Wybór tych przykładów nie jest przypadkowy – wśród przetrwałych do czasów współczesnych cywilizacji naczelnych – pierwszego rzędu – antropolog kulturowy Philip Bagby wymienia zachodnią (w wielu aspektach będącą kontynuacją klasycznej, czyli grecko-rzymskiej), bliskowschodnią (rozwijającą się na obszarze wcześniejszej cywilizacji mezopotamskiej), indyjską oraz chińską. Co do dwóch – japońskiej oraz rosyjskiej – zachowuje wątpliwości, czy należałoby je zaliczyć do cywilizacji drugiego rzędu, czy również do naczelnych.
Specyfiką cywilizacji europejskiej jest brak jednego ośrodka dominującego. Imperium, z którego cywilizacja ta się wywodzi, jest bowiem Rzym, który jednak nie zdołał zachować równej spoistości politycznej, kolejne zaś próby ustanowienia na kontynencie, przy użyciu środków militarnych, hegemonii kończyły się niepowodzeniem. Jego kontynuatorami i dziedzicami są wszystkie państwa europejskie (a w pewnym sensie nawet wszystkie należące do cywilizacji zachodniej). Wymusza to na cywilizacji i potencjalnym państwie europejskim silne odwoływanie się do – zawartej skądinąd również w jej kodzie kulturowym – tradycji pluralistycznej i demokratycznej, poszukującej jedności w różnorodności, gdyż tylko pokojowo zjednoczona Europa może zapewnić sobie pozycję partnerską względem największych i posiadających kontynentalne rozmiary (jak USA, Rosja, Chiny, Indie czy aspirująca do tej roli Brazylia) światowych graczy.

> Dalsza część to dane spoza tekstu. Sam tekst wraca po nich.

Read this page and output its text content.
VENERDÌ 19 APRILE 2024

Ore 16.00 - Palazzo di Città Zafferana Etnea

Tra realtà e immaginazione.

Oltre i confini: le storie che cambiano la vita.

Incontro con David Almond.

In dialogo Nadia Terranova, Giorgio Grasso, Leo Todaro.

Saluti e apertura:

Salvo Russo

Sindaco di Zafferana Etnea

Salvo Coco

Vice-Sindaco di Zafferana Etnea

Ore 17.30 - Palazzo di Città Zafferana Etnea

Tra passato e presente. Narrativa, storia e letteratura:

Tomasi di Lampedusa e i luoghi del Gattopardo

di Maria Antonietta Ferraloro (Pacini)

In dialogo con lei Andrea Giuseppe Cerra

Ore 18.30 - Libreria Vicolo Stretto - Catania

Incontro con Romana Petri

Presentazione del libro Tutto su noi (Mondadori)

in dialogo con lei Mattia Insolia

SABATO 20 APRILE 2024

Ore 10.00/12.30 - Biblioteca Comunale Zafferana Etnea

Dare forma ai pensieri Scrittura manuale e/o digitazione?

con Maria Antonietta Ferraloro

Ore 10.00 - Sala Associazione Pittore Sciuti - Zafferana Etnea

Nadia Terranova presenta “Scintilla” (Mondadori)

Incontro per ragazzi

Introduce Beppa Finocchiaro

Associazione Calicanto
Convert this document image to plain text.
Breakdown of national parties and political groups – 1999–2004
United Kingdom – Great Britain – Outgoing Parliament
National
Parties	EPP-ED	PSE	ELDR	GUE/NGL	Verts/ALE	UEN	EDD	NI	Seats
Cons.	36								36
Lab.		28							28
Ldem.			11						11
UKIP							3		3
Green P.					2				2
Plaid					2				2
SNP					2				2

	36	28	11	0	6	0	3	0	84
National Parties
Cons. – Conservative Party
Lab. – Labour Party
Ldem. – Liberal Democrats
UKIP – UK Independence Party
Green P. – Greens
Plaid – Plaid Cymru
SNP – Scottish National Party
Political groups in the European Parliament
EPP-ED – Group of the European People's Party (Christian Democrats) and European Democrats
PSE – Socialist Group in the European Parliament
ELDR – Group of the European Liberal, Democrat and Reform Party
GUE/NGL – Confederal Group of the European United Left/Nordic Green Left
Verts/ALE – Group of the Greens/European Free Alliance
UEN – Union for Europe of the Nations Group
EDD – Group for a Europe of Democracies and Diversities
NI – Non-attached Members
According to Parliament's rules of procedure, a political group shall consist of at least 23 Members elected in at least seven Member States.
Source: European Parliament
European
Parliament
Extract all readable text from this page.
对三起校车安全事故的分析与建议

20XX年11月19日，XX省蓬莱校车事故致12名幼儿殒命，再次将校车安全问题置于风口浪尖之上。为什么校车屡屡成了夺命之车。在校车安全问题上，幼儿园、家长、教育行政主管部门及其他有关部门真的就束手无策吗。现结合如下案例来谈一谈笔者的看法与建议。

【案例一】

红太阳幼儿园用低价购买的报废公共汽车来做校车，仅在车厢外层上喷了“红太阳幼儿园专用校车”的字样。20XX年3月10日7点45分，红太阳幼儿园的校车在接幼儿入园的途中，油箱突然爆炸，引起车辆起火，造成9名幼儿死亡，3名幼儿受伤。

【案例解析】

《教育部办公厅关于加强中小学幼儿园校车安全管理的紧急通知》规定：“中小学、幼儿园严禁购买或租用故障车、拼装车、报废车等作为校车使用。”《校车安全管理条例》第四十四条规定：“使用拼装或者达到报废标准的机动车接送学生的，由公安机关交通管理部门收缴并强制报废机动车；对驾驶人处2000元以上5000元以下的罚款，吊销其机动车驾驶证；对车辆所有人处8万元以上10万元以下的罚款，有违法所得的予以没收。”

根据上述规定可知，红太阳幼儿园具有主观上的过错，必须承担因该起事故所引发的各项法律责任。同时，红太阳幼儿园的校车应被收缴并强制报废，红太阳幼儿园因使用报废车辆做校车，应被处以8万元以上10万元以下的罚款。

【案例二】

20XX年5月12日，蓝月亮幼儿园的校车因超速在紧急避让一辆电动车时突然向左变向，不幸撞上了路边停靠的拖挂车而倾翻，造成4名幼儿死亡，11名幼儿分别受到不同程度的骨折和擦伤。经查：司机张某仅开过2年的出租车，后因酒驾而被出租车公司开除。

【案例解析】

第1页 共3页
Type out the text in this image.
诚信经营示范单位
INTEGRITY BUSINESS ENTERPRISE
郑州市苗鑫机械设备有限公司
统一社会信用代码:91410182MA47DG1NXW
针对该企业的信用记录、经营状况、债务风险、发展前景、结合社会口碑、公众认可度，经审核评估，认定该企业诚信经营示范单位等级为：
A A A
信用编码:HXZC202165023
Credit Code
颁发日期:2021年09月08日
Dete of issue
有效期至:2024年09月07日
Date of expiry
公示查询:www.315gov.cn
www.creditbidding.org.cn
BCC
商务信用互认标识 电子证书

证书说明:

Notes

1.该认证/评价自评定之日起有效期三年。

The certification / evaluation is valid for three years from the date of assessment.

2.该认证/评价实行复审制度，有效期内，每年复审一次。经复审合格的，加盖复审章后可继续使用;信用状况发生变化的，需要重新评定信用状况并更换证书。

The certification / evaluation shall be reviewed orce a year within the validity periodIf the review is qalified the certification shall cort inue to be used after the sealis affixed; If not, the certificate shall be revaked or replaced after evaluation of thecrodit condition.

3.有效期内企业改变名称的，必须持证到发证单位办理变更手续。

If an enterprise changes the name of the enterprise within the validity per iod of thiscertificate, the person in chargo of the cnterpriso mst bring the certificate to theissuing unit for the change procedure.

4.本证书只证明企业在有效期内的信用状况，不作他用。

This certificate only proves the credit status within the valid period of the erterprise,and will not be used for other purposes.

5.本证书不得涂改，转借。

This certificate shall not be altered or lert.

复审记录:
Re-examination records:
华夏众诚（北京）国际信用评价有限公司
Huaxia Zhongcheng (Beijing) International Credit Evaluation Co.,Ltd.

Przykłady Chin oraz Indii (przywołać można by tu także inne państwa o rosnących ambicjach regionalnych, jak Indonezja – około 300 grup etnicznych posługujących się dwustu pięćdziesięcioma językami na trzynastu tysiącach wysp – czy najludniejsza na kontynencie afrykańskim i również niezwykle zróżnicowana etnicznie i językowo Nigeria) pokazują, że wykształcenie ponadjęzykowej, religijnej i etnicznej tożsamości w łonie jednego kręgu cywilizacyjnego jest możliwe i w istocie stanowi decyzję polityczną, gdyż to przeszkody natury politycznej, a nie kulturowej, stanowią dla niej największą przeszkodę. W wypadku Europy nie oznacza to negowania jakiejkolwiek odrębności kulturowej poszczególnych państw europejskich. Jednak to właśnie pojęcie cywilizacji odnosi się tutaj do tego, co można określić mianem „wartości” czy „idei”, według których organizowane jest społeczeństwo. Poszczególne kultury różnią się językiem, lokalną historią, obyczajami, kuchnią, mają własne zbiory wybitnych postaci. Różnice kulturowe – i nierozłącznie z nimi związane stereotypy i uogólnienia – występują nie tylko na poziomie narodowym, ale również ponadnarodowym: regionalnym (kultura romańska, germańska, skandynawska, słowiańska, anglosaska itp.) i lokalnym (nie tylko w wypadku kultury baskijskiej, katalońskiej, kaszubskiej czy śląskiej, ale także małopolskiej, mazowieckiej lub wielkopolskiej). W myśl słów Massimo d’Azeglio, który podczas inauguracyjnej sesji włoskiego parlamentu w 1861 roku powiedział: „Skoro już stworzyliśmy Włochy, trzeba będzie zabrać się do tworzenia Włochów”; naturalne jest, że politycznemu jednoczeniu się kontynentu towarzyszyć będzie stwarzanie się Europejczyka.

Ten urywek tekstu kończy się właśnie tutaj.